QUEST members rely on Premier's methodology to transparently share and compare their data, performance and experiences with one another. All measures used by the collaborative are publicly available and can be leveraged by any hospital to set quality improvement goals based on aggressive standards of top performance.

This collaborative approach to performance improvement has led to the identification and rapid adoption of best practices to reduce mortality and costs, and improve safety, patient experience, quality and the delivery of evidence-based care. According to Premier, these interventions were also successful in:

  • Preventing 40,808 readmissions since 2011;
  • Preventing 17,991 instances of harm, such as hospital-acquired infections, since 2010; and
  • Providing approximately 109,851 additional patients with all appropriate, evidence-based care for all the clinical conditions assessed since 2008.

“QUEST accelerates quality and cost improvement efforts by creating an open forum to test ideas and scale positive change," Harold Berenzweig, MD, executive vice president at Texas Health Resources, a QUEST member in Arlington, Texas, said in a news release. "By comparing our data with others, we can clearly see where performance gaps may exist.

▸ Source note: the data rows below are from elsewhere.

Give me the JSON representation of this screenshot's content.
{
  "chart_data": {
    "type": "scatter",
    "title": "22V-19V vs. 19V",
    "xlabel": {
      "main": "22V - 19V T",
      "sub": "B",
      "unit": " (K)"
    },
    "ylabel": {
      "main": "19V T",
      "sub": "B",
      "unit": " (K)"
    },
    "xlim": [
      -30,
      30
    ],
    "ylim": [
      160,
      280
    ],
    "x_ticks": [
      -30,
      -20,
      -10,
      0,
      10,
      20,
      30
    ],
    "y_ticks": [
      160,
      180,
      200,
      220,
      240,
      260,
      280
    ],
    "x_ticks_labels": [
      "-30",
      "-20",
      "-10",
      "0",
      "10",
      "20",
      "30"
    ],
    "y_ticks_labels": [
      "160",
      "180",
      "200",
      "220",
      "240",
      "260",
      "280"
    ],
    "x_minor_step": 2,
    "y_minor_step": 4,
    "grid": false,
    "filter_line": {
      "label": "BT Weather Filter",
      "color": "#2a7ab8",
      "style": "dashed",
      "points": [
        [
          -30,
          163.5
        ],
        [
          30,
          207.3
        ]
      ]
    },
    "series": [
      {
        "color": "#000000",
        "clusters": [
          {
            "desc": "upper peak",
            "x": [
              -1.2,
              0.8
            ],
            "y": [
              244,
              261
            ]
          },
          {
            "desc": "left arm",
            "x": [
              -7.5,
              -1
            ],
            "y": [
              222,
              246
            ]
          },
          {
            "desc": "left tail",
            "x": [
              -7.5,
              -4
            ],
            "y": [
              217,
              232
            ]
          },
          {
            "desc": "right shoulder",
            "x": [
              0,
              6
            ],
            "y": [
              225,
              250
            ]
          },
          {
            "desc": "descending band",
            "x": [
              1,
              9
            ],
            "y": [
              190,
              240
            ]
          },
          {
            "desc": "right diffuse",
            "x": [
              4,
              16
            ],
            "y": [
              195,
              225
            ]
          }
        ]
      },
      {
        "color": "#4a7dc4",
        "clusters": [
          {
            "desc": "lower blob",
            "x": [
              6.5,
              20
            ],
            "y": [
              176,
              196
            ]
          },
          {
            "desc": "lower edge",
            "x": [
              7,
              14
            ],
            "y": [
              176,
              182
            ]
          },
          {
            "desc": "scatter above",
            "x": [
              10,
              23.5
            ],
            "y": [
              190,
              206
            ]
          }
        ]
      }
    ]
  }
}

We then work together to rethink the status quo way of providing care. In QUEST, we're transforming the delivery of healthcare in North Texas, one innovation at a time, to benefit all of our communities."

"Programs like QUEST help us change the game," said Nancy Carragee, vice president of quality improvement at Daughters of Charity Health System, in a statement. Daughters of Charity health System is a QUEST member in Los Altos Hills, Calif. It serves the sick and those living in poverty in communities from the San Francisco Bay Area to Los Angeles.

"We work as a team to create and sustain care delivery improvements to benefit our patients and show the industry what can be achieved," Carragee added. "With approaching payment cuts, marketplace changes and reforms that require taking on more risk, there couldn’t be a better time to be a part of a program like this."

QUEST members have also enhanced their performance through short-term, rapid-cycle educational "sprints," designed to drive and sustain improvement in specific processes of care. Through these efforts, Premier executives say they have reduced:

  • Central line (central venous catheter) associated blood stream infections (CLABSI) rates by 82 percent;
  • Injuries rates while in the hospital, including falls, by 71 percent;
  • Pressure ulcers rates by 65 percent;
  • Staph (septicemia) infection rates by 36 percent;
  • Ventilator acquired pneumonia rates by 23 percent;
  • Catheter-associated urinary tract infections (CAUTI) rates by 19 percent; and
  • Birth trauma (perineal laceration) rates by 18 percent.

QUEST members use Premier’s integrated technology platform PremierConnect to standardize and share patient data, performance improvement analytics, and evidence-based best practices with one another. PremierConnect aggregates patient data on one in four U.S. hospital discharges, evidence-based best practices from 2.5 million daily clinical transactions, and approximately $40 billion in annual provider purchases. The platform enables providers to interact in real-time and ensure best practices are being implemented nationwide.